In this section, you can design your own neural work to test on the same dataset.

**Set up the net as before, train it, and test it out!**

In [None]:
# Create your net!

class my_NN(nn.Module):
    # This method creates the needed parameters for the NN
    def __init__(self, input_size, hidden_size, output_size):
        super(my_NN, self).__init__()
        # Set up the basic parameters of the network

        
        
        # Be sure to define any math functions you may need here.
        
        

    # Create a forward pass function. Most of the creativity happens here! 
    # You can use any combination of linear, convolution, pooling layers etc., and any activation functions.
    # You may need to look at the PyTorch documentation to learn how to set the dimensions of each layer etc.
    # It is probably good to end with a softmax function, unless you have another way to convert the output into a probability vector!
    def forward(self, x):
        x = th.flatten(x, start_dim=-3) #`start_dim=-3` means we only flatten the last three layers, to keep separate images distinct 

        
        return x
        
    # Create a function that performs the needed classification.
    def classify(self,x,display=0):
        
        
        return 


In [None]:
# Train your network!

batch = 50
num_batches = 
returned_losses = []
tol = 

# Actually create the neural network.
# The hidden size is the dimension of our hidden layers.
# Let's see what happens if we increase the size of the hidden layer
net3 = my_NN(input_size=784, hidden_size=   , output_size = 10)
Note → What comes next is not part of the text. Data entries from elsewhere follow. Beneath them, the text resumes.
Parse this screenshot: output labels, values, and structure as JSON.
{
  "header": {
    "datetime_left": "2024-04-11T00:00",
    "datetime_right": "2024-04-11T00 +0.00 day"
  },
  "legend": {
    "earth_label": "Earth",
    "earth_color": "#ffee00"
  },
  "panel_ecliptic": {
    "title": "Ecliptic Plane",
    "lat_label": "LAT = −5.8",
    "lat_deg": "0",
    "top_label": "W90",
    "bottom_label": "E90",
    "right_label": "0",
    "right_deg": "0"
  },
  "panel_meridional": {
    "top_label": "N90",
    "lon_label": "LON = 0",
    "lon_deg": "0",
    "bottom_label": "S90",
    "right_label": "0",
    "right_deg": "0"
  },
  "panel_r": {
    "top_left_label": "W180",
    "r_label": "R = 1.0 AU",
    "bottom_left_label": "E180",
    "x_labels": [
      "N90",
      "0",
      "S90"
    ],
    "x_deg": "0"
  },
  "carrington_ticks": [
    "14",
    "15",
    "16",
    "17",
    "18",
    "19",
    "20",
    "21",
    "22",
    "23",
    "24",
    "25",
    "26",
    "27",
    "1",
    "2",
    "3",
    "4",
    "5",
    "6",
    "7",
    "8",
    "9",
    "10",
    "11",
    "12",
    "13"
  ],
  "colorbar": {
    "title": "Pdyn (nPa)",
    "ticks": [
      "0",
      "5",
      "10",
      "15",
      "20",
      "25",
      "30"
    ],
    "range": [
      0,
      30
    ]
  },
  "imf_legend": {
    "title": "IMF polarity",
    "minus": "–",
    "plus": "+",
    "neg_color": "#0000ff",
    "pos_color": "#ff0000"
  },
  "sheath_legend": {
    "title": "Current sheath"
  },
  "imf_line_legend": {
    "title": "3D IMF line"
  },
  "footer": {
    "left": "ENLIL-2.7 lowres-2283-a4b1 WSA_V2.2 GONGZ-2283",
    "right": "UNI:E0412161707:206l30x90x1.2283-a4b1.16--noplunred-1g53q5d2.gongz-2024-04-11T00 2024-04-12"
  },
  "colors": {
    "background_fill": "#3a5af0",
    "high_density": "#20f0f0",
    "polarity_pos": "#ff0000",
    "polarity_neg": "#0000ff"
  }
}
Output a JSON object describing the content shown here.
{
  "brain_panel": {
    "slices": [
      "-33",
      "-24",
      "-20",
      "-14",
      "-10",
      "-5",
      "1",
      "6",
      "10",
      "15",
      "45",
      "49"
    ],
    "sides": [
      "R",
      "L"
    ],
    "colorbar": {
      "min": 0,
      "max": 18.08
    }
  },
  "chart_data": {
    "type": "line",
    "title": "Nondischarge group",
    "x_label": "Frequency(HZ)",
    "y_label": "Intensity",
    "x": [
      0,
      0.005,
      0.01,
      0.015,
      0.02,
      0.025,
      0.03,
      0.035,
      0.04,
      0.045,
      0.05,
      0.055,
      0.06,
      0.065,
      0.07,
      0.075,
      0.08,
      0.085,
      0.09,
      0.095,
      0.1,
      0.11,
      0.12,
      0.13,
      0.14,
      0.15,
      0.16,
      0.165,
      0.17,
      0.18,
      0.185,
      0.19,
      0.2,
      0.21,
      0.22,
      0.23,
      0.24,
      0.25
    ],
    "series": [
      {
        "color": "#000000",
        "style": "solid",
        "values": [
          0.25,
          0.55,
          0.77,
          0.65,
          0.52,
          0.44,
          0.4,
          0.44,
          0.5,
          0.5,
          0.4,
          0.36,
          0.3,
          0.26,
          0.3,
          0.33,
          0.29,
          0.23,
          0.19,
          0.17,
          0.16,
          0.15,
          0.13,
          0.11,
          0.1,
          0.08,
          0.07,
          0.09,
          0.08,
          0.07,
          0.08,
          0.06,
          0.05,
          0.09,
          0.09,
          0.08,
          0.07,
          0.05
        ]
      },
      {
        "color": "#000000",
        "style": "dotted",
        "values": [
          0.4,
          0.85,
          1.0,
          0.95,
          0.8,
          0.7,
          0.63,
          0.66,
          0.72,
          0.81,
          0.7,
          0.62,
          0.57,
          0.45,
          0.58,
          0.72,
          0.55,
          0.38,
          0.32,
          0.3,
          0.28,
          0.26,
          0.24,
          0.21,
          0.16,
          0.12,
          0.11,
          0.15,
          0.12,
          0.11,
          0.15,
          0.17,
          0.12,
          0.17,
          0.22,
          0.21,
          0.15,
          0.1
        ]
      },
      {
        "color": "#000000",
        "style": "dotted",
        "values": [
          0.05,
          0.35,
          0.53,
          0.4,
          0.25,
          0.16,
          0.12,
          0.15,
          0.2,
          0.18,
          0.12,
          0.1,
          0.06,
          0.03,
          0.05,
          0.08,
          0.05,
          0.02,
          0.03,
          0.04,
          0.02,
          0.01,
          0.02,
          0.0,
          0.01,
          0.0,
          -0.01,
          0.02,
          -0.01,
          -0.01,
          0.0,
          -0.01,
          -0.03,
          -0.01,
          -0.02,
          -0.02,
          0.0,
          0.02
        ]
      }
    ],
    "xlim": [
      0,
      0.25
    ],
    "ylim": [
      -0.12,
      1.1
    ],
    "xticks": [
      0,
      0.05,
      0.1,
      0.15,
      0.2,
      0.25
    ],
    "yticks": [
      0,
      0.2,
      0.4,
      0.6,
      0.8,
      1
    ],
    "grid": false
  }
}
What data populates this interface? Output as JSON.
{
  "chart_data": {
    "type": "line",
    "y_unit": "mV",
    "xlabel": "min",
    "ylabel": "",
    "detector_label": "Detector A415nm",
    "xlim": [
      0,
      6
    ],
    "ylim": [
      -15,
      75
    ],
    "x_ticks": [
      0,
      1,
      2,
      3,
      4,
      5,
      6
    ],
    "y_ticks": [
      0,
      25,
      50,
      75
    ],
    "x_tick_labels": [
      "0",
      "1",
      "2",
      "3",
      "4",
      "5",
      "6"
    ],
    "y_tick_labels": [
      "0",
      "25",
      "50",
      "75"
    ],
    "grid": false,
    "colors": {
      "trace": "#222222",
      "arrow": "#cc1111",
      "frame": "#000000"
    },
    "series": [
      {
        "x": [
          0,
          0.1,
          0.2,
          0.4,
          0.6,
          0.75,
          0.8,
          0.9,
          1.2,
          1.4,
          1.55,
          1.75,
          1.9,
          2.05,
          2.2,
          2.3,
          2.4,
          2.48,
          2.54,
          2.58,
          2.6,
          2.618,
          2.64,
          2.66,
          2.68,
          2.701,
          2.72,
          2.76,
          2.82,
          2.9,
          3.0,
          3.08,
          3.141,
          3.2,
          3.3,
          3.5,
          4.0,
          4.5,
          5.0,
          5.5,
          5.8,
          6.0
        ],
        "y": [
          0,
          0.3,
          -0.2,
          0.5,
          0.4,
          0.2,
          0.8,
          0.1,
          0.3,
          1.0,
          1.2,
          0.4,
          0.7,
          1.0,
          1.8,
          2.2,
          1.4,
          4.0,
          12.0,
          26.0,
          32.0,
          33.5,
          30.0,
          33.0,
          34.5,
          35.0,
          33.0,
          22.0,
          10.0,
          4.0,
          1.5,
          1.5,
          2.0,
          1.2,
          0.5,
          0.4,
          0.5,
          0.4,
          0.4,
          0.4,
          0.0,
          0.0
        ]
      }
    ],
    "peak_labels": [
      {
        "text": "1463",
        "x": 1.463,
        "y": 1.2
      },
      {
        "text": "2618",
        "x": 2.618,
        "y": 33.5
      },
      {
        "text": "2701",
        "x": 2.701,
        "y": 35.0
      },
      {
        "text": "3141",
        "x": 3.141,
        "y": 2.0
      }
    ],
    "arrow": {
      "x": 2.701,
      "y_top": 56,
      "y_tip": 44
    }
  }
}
for i in trange(num_batches):
    x_batch, y_batch = next(iter(train_dataloader))
    

    

    # Perform backpropogation

    
    
    # Quit if better than your chosen tolerance
    if returned_losses[i] < tol:
        break
        

In [None]:
# Use matplotlib or other plotting software to plot your accumulated loss function versus time





In [None]:
# Test your network!








## Exercises:
* (Optional) Alter your training loop so that, at each step, the loss is also calculated for the test set data. Record this data in an additional list named `returned_test_losses`. Make a plot showing the evolution of both `returned_loss` and `returned_test_loss` over time. What do you observe?